Monday, June 18, 2007

Lost and Found


When Charles Burnett was a budding UCLA film student that last thing he probably thought was that the student film he was cobbling together on 16mm stock, with many unknown and amateur players, and editing in his spare time, would wind up becoming a film school staple, shown by dozens of bearded film profs to countless budding young Spielberg’s as prime examples of (a) making the film you want to make, (b) delivering on an actual cinematic vision, and (c) unintentionally creating a cult film that only students and some selected festival audiences ever got to see.
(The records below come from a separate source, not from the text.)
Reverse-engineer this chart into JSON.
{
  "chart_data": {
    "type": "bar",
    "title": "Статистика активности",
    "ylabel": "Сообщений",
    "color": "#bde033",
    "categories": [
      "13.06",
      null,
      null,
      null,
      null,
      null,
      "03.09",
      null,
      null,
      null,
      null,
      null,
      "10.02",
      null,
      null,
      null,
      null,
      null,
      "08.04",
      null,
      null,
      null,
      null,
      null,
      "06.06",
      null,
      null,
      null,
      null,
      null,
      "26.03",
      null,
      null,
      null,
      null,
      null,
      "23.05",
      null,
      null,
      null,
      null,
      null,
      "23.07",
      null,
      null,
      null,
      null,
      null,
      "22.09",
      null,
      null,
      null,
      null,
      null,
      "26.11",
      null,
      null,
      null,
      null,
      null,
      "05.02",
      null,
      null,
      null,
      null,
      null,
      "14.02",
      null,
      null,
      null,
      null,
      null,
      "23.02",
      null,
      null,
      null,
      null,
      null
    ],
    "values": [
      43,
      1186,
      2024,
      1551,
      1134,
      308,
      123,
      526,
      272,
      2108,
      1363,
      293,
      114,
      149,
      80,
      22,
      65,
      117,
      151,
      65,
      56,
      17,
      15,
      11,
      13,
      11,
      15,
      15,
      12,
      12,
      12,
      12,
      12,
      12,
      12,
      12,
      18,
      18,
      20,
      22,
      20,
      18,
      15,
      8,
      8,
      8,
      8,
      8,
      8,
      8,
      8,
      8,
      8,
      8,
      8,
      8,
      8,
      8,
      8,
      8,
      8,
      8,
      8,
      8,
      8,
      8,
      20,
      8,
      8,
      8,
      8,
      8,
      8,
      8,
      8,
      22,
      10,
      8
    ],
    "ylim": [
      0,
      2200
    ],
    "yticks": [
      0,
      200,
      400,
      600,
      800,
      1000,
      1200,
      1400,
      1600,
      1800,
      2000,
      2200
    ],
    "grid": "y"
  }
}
His 1977 student film, Killer of Sheep, is finally, deservedly, getting at least a limited mass release, complete with a newly restored print and a resolution of the musical/soundtrack issues that have prevented the film from achieving a commercial release so far. (Only one song included on the original soundtrack has been removed-Dinah Washington’s version of “Unforgettable”, which has been replaced with her “This Bitter Earth.”) Burnett’s movie, a totally original effort set in the post-riot Watts section of L.A., eschews the blaxploitation of the time for a grounded and strangely muted humanism. The title character (played by Henry Gayle Sanders), who works in a slaughterhouse, just plods along, as does his neighborhood, and seemingly all of his environment. The film shuns plot dynamics for an incidental feel, and the screen just simmers the with the opaque stock of class structure, refusing to even hint at the politics of oppression, content with just presenting a landscape overtaken by malaise and quiet discontent. Burnett, who is still working, went on to make a few movies that were noticed (To Sleep With Anger-1990, The Glass Shield-1994), but nothing as powerful or profound as this. Killer of Sheep is a little gem, a poetic effort, a first novel-like burst of artistic energy.

1 comment:

skylolo99 said...

It's coming September 14 - 20, 2007 Cable Car Cinema
Providence, RI
It just played at the Museum of Fine Arts in Boston.
The trailer is beautiful on its own.